While it hasn’t been explicitly talked about in the series so far, Kamino and cloning could both play interesting roles in The Mandalorian. Dr. Pershing, the Imperial doctor accomplice of The Client who hopes to extract some kind of material from Baby Yoda, has a patch on the arm of his uniform that set off alarms for Star Wars scholars.
The only other place in the Star Wars universe a similar patch has appeared is in the cloning facility on Kamino. The same symbol appears on the arms of each clone soldier being trained on the planet.

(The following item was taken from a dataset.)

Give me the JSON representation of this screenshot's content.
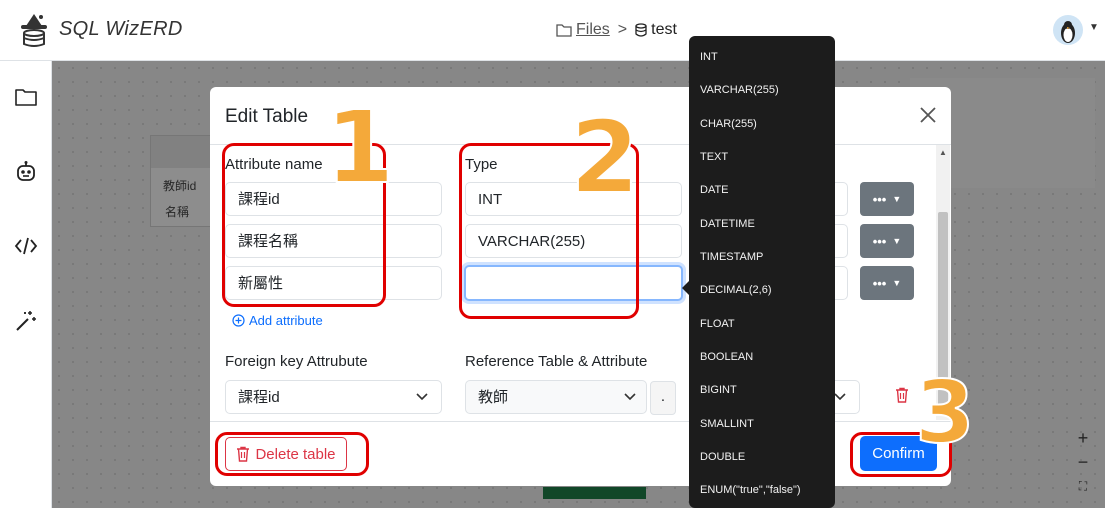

The possibilities for bringing cloning back to Star Wars seem clear: either Baby Yoda is really a clone or even the Empire wants to replicate the genes of a lil kiddo who can wield the Force. Either way, it certainly seems like cloning is involved. In the extended universe of Legends canon, we know that Emperor Palpatine was a fan of the cloning process, even cloning himself multiple times as a way to outrun his own mortality — something that could be relevant to his return in The Rise of Skywalker later this year.
If Baby Yoda hails from the cloning labs, maybe even the ones on Kamino, then it could make sense to bring in Boba Fett, the story’s most famous clone, as a threat — existential or otherwise. This would also make for a very sensible way to resurrect the fan-favorite bounty hunter, while also giving him an important and interesting relationship to the story.
While all this cloning nonsense would certainly make the return of Boba Fett seems plausible, all we’re missing now is the evidence. Fans may want to believe, and Boba himself may fit The Mandalorian’s subtly teased cloning twist well, but we’ll just have to wait and see whether or not the show drags the bounty hunter out of the Sarlacc pit or not.